MOSCOW/MINSK, Oct 25 (Reuters) - Russia may cut oil supplies to its ally Belarus if Minsk keeps using the crude, imported on favourable terms, for lucrative oil products exports to third countries, President Vladimir Putin said on Wednesday.
Russia and Belarus form a free trade zone and leaders of the two ex-Soviet neighbours have long flirted with the idea of closer integration which might one day culminate in a political union.
Relations have been strained, however, by friction on the energy front, with Belarus charging far lower oil export duties than Russia which make it profitable to export products refined in Belarus from Russian crude.
"We still cannot reach an agreement (with Belarus) on joint standards to be applied to custom duties," Putin said in a televised question-and-answer session.
"We are really worried by some export and import issues when we look at the volume of our crude oil supplied to Belarussian oil refineries, the republic's actual consumption, and then at the volume of oil products that are sold abroad (from Belarus)."
Putin said Russia was now seeking to "establish a normal dialogue with our Belarussian colleagues."
But he added: "If we fail to reach an agreement, we will be forced to impose some limitations which we would not want to do." He did not elaborate.
Russia has urged Belarus to adjust export duties for crude and oil products in the past, but analysts regard Putin's remarks as another sign of Moscow putting political pressure on Minsk, following its threat to raise gas prices in 2007.
"It is no doubt one of the elements of pressure on [Belarussian president Alexander] Lukashenko to make him agree with Russia's conditions of integration, possibly to convince Belarus to become a non-sovereign part of Russia," said Leonid Zaiko, head of the Belarussian think-tank Strategy.
In the first half of 2006, Belarus imposed an export duty for light and middle distillates and gas oil of $57 per tonne, compared with $150 per tonne in Russia.
The export duty for fuel oil in Belarus was $37.5 per tonne against $79.2 per tonne in Russia.
Two Belarus' refineries, Mozyr and Naftan, had recently cut throughput after Russian crude pipeline monopoly Transneft cut its crude supplies to Belarus by 30 percent citing an oil leak.
The Mozyr refinery, 42.5-percent share of which belongs to Russian oil firm Slavneft, cut refining by 19 percent to 25,000 tonnes (183,000 barrels).
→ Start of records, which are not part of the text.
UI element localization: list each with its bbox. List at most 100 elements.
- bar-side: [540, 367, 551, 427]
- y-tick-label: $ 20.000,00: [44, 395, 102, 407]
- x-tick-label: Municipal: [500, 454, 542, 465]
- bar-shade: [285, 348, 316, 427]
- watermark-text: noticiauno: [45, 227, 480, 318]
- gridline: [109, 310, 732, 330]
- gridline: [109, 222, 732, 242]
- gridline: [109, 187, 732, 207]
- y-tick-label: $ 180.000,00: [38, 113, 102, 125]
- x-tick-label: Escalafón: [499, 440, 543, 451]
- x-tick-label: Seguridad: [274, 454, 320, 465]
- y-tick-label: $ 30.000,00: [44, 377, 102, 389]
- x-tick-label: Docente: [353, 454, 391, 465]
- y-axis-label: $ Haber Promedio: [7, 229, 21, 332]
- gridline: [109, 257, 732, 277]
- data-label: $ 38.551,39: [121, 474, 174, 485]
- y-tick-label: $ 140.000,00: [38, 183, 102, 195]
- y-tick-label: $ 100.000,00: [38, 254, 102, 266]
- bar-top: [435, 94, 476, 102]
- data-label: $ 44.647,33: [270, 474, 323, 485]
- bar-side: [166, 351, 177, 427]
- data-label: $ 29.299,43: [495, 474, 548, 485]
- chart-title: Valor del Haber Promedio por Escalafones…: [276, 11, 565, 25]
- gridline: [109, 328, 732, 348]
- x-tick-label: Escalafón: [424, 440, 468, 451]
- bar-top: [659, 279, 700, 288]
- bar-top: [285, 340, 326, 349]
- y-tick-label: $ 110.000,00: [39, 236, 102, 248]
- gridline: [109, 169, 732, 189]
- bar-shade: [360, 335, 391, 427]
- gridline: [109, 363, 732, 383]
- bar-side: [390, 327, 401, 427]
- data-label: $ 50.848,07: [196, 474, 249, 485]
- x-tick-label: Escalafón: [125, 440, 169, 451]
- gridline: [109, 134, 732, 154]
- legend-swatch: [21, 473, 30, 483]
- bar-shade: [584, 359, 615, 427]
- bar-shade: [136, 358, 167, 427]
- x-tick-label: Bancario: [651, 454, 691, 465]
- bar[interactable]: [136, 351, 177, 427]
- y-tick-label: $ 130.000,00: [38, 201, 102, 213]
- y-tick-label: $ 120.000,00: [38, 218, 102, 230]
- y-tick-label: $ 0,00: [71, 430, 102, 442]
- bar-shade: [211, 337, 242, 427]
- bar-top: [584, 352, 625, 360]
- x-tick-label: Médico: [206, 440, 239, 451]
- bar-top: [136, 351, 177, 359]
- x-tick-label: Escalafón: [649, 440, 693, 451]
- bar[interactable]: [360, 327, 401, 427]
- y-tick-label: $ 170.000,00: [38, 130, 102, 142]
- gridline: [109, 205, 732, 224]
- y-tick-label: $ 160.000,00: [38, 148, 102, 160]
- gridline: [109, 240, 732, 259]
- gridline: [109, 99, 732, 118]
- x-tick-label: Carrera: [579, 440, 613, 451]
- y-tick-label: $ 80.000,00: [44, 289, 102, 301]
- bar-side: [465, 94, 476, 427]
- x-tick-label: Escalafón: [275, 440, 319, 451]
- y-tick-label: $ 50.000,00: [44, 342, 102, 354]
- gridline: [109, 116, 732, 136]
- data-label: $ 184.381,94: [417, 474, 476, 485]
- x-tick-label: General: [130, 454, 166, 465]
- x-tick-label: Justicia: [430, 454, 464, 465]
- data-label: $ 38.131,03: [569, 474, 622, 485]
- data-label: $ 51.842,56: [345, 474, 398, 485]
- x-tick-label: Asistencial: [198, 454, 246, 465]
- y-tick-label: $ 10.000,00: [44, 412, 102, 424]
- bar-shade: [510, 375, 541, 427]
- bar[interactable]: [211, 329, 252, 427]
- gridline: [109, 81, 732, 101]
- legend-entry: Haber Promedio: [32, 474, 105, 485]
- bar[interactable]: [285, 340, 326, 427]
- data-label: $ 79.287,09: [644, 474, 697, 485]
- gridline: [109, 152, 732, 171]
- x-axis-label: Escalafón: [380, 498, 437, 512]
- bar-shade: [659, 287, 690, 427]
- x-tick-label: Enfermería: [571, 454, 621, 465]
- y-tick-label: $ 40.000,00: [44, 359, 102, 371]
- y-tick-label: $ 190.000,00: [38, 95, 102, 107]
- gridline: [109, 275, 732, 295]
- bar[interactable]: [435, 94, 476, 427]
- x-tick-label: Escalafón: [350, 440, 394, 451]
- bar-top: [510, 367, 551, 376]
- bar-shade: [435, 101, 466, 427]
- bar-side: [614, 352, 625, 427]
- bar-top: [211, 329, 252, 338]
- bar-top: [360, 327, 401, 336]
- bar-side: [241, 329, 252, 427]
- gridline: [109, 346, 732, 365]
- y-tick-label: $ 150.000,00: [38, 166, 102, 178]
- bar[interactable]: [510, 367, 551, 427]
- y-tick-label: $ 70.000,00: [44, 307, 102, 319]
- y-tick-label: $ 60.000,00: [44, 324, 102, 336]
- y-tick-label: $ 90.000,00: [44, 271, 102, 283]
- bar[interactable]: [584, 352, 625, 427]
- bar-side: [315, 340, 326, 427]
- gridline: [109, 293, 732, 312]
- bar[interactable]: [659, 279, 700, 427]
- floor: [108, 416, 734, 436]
Naftan has stopped one of its crude distillation units.
Experts estimate Belarus' profits from exports of crude products made of Russian crude at $3.7 billion in the first six months of this year.
"If the schemes of shipping crude via Belarus are liquidated, it will have very negative consequences for Belarus. It will soon be clear that our 'economical miracle' was mainly based on the sale of oil products," said Zaiko.